Além disso, Eduardo conta que recebeu várias reclamações e comentários de pessoas que foram ao fast food e se incomodaram com o banheiro, alegando questões de higiene.
“Principalmente mulheres reclamam bastante porque o homem urina em pé, e a mulher precisa sentar na mesma tampa que pode conter respingos. Fomos até o local, tiramos a foto e fizemos o vídeo para mostrar o descaso”, diz.
Para ele, o maior motivo do descontentamento está relacionado com a inclusão de banheiro unissex que causa confusão na cabeça das crianças, que entendem que existem banheiros femininos e masculinos separados, e abre precedentes para banheiros coletivos.
“Deixei bem claro no meu vídeo que no fast food são banheiros unissex individuais, mas abrem precedentes para banheiros coletivos, o que seria um absurdo”, comenta.

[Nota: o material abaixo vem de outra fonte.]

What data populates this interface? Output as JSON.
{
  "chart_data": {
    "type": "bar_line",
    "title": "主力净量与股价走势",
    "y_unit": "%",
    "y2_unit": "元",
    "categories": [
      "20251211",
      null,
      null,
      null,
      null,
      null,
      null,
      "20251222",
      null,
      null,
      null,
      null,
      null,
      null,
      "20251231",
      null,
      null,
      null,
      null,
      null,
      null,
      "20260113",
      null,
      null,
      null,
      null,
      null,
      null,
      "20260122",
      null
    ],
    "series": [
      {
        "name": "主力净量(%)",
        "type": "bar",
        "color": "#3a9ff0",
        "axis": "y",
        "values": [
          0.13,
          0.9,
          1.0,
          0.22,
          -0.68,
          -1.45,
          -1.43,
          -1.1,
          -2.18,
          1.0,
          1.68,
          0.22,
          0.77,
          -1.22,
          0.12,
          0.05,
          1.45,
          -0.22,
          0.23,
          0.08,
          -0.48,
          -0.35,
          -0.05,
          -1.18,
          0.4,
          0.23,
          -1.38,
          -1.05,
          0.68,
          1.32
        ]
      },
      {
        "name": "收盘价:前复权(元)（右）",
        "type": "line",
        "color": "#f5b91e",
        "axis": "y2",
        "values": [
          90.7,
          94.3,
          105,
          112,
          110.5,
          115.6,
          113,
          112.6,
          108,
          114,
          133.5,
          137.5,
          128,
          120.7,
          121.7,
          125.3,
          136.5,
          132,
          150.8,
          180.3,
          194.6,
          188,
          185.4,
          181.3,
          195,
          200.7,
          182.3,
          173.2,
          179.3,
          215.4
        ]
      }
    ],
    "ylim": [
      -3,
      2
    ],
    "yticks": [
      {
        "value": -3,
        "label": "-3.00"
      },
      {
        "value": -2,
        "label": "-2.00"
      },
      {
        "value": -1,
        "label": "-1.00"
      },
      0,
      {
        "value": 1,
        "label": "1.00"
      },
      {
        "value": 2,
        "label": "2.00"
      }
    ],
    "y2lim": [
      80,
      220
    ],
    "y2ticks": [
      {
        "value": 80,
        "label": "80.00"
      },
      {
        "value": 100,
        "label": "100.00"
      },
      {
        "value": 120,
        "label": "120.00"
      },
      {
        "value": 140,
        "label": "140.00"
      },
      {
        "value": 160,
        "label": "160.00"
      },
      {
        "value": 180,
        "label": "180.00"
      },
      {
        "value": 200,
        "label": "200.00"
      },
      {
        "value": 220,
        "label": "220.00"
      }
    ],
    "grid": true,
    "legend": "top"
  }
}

Já Serginho Brum, procurado pelo g1, preferiu não se manifestar sobre o caso, para além daquilo que já disse no vídeo.
Ações afirmativas
“Ações afirmativas, públicas ou privadas, vocacionadas a combater opressões históricas, sistemáticas e estruturais, como a criação de banheiros “agênero” não devem ser vistas como suspeitas ou indesejadas, mas como imperativos da igualdade em nossa sociedade”, ressalta Taylise Rochelli Zagatto, presidente da Comissão da Diversidade Sexual e de Gênero da OAB e do Conselho Municipal de Atenção à Diversidade Sexual.
Além disso, Taylise comenta que o uso de banheiros por transgêneros, de acordo com o gênero que estes se identificam, encontra amparo nos direitos da personalidade e na dignidade da pessoa humana, previstos na Constituição Federal.
Ela ainda salienta que na defesa do estado democrático de direito e de uma sociedade plural e diversa, não é admissível que as instituições reproduzam discriminação e comportamentos de um grupo dominante sobre uma minoria.
Taylise também reforça que no Supremo Tribunal Federal (STF) a discussão foi debatida e que os municípios que visavam “a censura no debate sobre identidade de gênero e orientação nas escolas, tiveram a sua inconstitucionalidade declarada pela nossa Corte Suprema”.